In Sachsen waren wir, um Neues zu entdecken, in Hamburg gestaltet sich das
schwieriger: Hafen, Reeperbahn, Alster – kennt jeder, sogar wer noch nicht
dort war. Aber was steckt hinter den Postkartenmotiven? Und verstehen wir
Orte, die wir vermeintlich kennen, so viel besser als den unbekannten
Osten?
Dienstag, 11.2., 14 Uhr, Stadtpark
Lotto King Karl, das ist so was wie der Volksbarde der Stadt. Vor 25 Jahren
führte ein junger Autor der taz [2][ein Interview] mit ihm und sagte: Sie
sind Lottomillionär, ich bin taz-Mitarbeiter. Schenken Sie mir bitte Geld!
Lotto King Karl antwortete: Ich möchte niemanden aus seinem sozialen Umfeld
reißen. Der Autor hieß Benjamin von Stuckrad-Barre.
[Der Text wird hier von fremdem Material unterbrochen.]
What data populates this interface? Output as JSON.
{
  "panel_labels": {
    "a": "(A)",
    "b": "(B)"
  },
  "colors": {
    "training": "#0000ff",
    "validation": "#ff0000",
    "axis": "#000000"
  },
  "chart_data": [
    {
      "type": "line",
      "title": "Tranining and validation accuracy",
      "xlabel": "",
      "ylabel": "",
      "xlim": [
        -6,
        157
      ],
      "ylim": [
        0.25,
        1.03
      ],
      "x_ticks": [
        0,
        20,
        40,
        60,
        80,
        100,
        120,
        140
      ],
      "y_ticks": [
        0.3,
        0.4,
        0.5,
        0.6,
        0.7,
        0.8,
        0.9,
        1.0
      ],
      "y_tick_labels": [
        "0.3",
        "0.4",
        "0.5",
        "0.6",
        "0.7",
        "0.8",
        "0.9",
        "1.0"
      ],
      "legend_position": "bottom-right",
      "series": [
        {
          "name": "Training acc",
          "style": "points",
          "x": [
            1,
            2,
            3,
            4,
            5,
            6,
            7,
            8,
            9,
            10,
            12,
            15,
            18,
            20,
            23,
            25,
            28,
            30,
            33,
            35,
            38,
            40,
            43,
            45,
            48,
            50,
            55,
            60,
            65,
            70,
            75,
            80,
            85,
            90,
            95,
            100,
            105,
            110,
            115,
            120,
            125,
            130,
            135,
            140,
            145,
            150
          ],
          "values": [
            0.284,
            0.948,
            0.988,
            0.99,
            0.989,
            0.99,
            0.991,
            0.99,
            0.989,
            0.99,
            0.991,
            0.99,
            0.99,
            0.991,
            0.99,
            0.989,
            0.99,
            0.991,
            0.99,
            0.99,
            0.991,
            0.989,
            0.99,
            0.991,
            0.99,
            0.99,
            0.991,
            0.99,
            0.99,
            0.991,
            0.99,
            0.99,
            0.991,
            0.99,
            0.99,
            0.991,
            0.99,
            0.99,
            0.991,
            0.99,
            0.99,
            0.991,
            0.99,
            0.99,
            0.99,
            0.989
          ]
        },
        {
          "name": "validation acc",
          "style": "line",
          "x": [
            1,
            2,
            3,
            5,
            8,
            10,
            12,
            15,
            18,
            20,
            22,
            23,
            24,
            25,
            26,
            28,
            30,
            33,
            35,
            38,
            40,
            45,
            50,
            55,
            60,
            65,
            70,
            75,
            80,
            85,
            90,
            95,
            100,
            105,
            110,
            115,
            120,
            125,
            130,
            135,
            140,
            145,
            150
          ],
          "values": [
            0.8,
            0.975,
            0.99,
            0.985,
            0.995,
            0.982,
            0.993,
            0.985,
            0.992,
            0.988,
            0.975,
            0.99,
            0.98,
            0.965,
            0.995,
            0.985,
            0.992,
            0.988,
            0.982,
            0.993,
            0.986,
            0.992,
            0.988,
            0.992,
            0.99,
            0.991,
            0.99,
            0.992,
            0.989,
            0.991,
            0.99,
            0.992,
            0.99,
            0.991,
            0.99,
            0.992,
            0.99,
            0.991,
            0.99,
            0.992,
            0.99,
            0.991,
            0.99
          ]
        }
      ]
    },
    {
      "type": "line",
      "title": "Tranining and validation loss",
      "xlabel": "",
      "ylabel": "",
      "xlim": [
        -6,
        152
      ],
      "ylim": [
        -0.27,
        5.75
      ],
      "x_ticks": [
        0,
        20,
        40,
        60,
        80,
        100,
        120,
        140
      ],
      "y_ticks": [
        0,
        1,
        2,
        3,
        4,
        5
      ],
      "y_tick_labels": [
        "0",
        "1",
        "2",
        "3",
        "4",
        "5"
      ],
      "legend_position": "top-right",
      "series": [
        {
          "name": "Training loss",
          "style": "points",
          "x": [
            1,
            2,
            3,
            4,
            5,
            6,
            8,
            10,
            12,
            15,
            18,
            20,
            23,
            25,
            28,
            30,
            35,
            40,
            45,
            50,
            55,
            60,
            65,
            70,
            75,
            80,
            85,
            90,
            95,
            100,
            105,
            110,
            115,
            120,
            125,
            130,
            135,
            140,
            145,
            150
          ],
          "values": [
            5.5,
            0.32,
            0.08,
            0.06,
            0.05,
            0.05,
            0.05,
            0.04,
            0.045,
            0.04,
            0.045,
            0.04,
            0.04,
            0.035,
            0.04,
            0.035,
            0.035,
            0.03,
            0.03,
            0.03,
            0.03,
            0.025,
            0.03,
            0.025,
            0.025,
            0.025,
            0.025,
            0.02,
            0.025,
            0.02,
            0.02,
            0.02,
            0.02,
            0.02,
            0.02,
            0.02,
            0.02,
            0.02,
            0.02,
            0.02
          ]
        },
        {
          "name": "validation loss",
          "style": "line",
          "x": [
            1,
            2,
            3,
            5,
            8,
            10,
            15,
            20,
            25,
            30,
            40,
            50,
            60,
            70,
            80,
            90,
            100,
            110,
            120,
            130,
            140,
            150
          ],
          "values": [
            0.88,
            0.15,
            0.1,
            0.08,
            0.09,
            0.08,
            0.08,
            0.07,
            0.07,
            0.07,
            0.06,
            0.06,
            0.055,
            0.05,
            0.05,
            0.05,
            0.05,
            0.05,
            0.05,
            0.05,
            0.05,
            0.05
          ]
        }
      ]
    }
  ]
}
Lotto King Karl gehört zu Hamburg wie Frank Zander zu Berlin oder De Höhner
zu Köln. Jeder hier kennt ihn, man liebt oder hasst ihn. Er moderierte
Radiosendungen, war 14 Jahre Stadionsprecher beim HSV und sang bei jedem
Heimspiel [3][„Hamburg, meine Perle“], wo es nicht darum geht, was an
Hamburg schön, sondern was an anderen Städten scheiße ist. Wenn man etwas
über die Hamburger erfahren will, dann ist Lotto King Karl eine gute
Quelle.
Wir treffen ihn auf der Open-Air-Bühne im Hamburger Stadtpark. Die ist
winterfest gemacht, und weil es – natürlich! – regnet, flüchten wir unter
ein Wellblechdach. Lotto King Karl trägt Dreitagebart und
Camouflage-Mantel, ist mit seinem Volvo-SUV vorgefahren und sagt, wir
sollen ihn „Lotto“ nennen.
Also, Lotto, warum sind wir hier? „Weil fast alle anderen Orte meiner
Jugend nicht mehr da sind. Und weil ich nirgends so häufig gespielt habe
wie hier, letzten Herbst das 50. Konzert.“ Stolz ist er darauf, drei
Stunden dauern seine Shows, mindestens, 5.000 BesucherInnen stehen dann
hier vor der Bühne, ausverkauft. Und zum Schluss stets die Hymne, seine
Hymne.
„Oh, Hamburg, meine Perle / Du wunderschöne Stadt / Du mein Zuhaus / Du
bist mein Leben / Du bist die Stadt, auf die ich kann.“
Wie ticken die Hamburger, Lotto? „Unkompliziert, ehrlich, unprätentiös. Der
Hamburger redet nur, wenn er was zu sagen hat.“ Und die Stadt? „Entspannt,
chillig, auch etwas dreckig natürlich, der Job des Zuhälters war und ist
hier nicht so verrufen wie anderswo.“ Und der Hafen, ganz wichtig. „Hafen
ist geil.“
Es wäre einfach, sich jetzt über die Partyschlager und Plattitüden lustig
zu machen, aber der Typ ist einfach nett und nach einer Hopihalido, also
einem Holsten Pilsener in der Halbe-Liter-Dose, noch netter.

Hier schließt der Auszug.